About London Digital Art (Stephen Jackson)
First, let's get those boring links out of the way.
- If you'd like to see a large portfolio of my images, and order good prints of my own work from there, you'll find me at http://www.photoboxgallery.com/euphobia/collection?album_id=22274801.
- To watch me in interview and performance, have a peek at http://www.youtube.com/user/stephenjacks58
- To get a sense of what my book DEAD PEOPLE ON HOLIDAY is about, and if you'd like, to order a copy: http://www.amazon.co.uk/Dead-People-Holiday-Stephen-Jackson/dp/1450039685/ref=sr_1_1?ie=UTF8&qid=1297164227&sr=8-1
- To view my bibliography and profile as an author, http://booktour.com/author/34064.
Collectors, or anybody wanting to discuss or commission new work, would do far better to talk to me here.

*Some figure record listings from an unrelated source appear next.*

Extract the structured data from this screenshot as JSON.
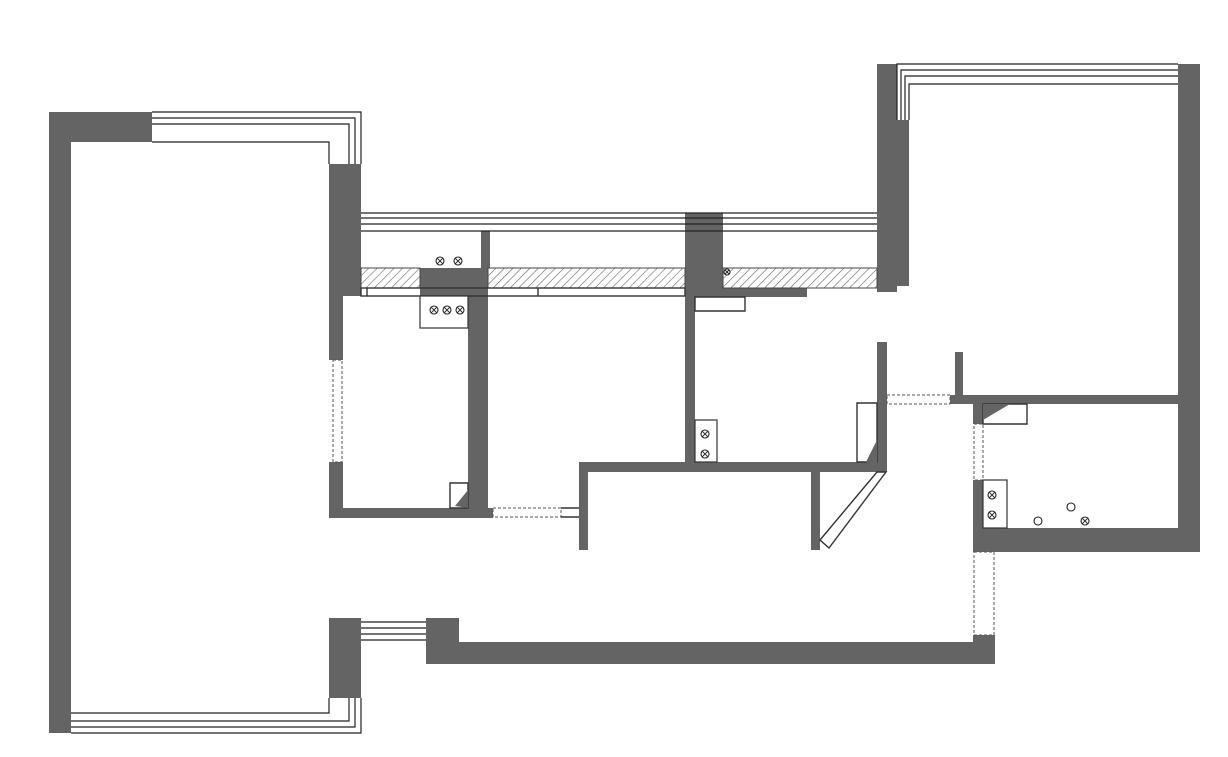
{
  "plan": {
    "wall_color": "#646464",
    "background_color": "#ffffff",
    "line_color": "#222222"
  },
  "fixtures": {
    "vent_icon": "circle-with-x",
    "drain_icon": "open-circle",
    "vent_count": 11,
    "drain_count": 2
  }
}
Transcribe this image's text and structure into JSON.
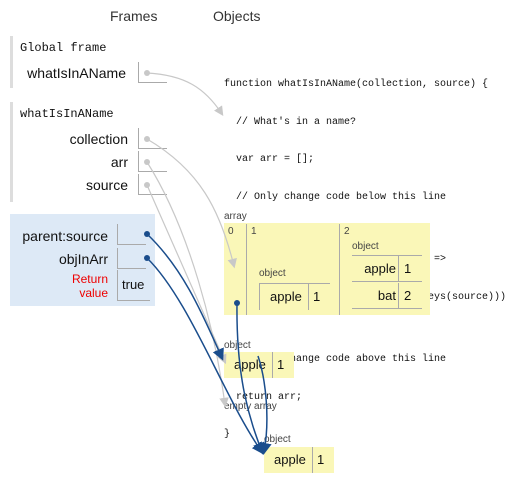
{
  "headers": {
    "frames": "Frames",
    "objects": "Objects"
  },
  "global_frame": {
    "title": "Global frame",
    "vars": [
      {
        "name": "whatIsInAName"
      }
    ]
  },
  "func_frame": {
    "title": "whatIsInAName",
    "vars": [
      {
        "name": "collection"
      },
      {
        "name": "arr"
      },
      {
        "name": "source"
      }
    ]
  },
  "active_frame": {
    "vars": [
      {
        "name": "parent:source"
      },
      {
        "name": "objInArr"
      }
    ],
    "return_label_1": "Return",
    "return_label_2": "value",
    "return_value": "true"
  },
  "code_lines": [
    "function whatIsInAName(collection, source) {",
    "  // What's in a name?",
    "  var arr = [];",
    "  // Only change code below this line",
    "",
    "  arr = collection.filter(objInArr =>",
    "  objInArr.hasOwnProperty(Object.keys(source)))",
    "",
    "  // Only change code above this line",
    "  return arr;",
    "}"
  ],
  "array_obj": {
    "label": "array",
    "indices": [
      "0",
      "1",
      "2"
    ],
    "obj1": {
      "label": "object",
      "key": "apple",
      "value": "1"
    },
    "obj2": {
      "label": "object",
      "rows": [
        {
          "key": "apple",
          "value": "1"
        },
        {
          "key": "bat",
          "value": "2"
        }
      ]
    }
  },
  "object_a": {
    "label": "object",
    "key": "apple",
    "value": "1"
  },
  "empty_array": {
    "label": "empty array"
  },
  "object_b": {
    "label": "object",
    "key": "apple",
    "value": "1"
  },
  "colors": {
    "frame_highlight": "#dde9f6",
    "heap_yellow": "#faf7b8",
    "pointer_active": "#1a4d8c",
    "pointer_inactive": "#c8c8c8",
    "return_red": "#e00000"
  }
}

- If you'd like to contact me direct, my email is firstname.lastname@example.org
Okay. Now for the blurb.
Stephen Jackson was trained in psychology and philosophy at St Andrews, only later as an artist and educator. He is author or editor of a dozen books as well as a journalist whose features appeared in The Independent, Time Out, Sunday Telegraph and national magazines. He also worked in television films, one of which won Crystal Prize at the Prague Festival; and he was cited by BBC Music and Arts as “a writer of the Upper-First Division”. But it was only in beating a bout of depression in the mid-1990’s that he discovered the magical potential of digital imaging to transform our preconceptions of what we imagine the world to be like… The resulting juxtapositions of his own fine art and poetry have been described as “fascinating and amazing” by Lisette Brodey, the US novelist. Elsewhere these visuals found acclaim as “hauntingly beautiful”: the words as “tight and life-enhancing.”
“A lot of what I explore now has to do with peeking up the wrong end of the telescope. I’ve sought to address the inner fears that each of us must tackle: including mortality, the need to make sense of what’s been gained and forfeited, and all those walking wounded in the universal and (some might say) necessary battlefields that litter human aspirations and language. There are few outright winners here, except of the most ephemeral kind. The tiny obsessions of middle age: the games all of us sometimes have to play - these are my canvas – and my occasions for humour and optimism. The memories of my own dark period, the fresh revelations of a subsequent sort of rebirth, offer endless avenues of inquiry as well as many new and welcome pleasures.”
Amongst the artists who delight (or at least, intrigue) Stephen Jackson are Odilon Redon, Bill Brandt: Ivon Hitchens: Rousseau, Rothko, William Blake, Chagall, Kandinsky, Edward Burra, Bonnard, Munch, Bacon, Frida Kahlo and Tamara de Lempicka; H R Giger, Ernst Haas, Georg Grosz, Francis Bowyer and Henri Cartier Bresson.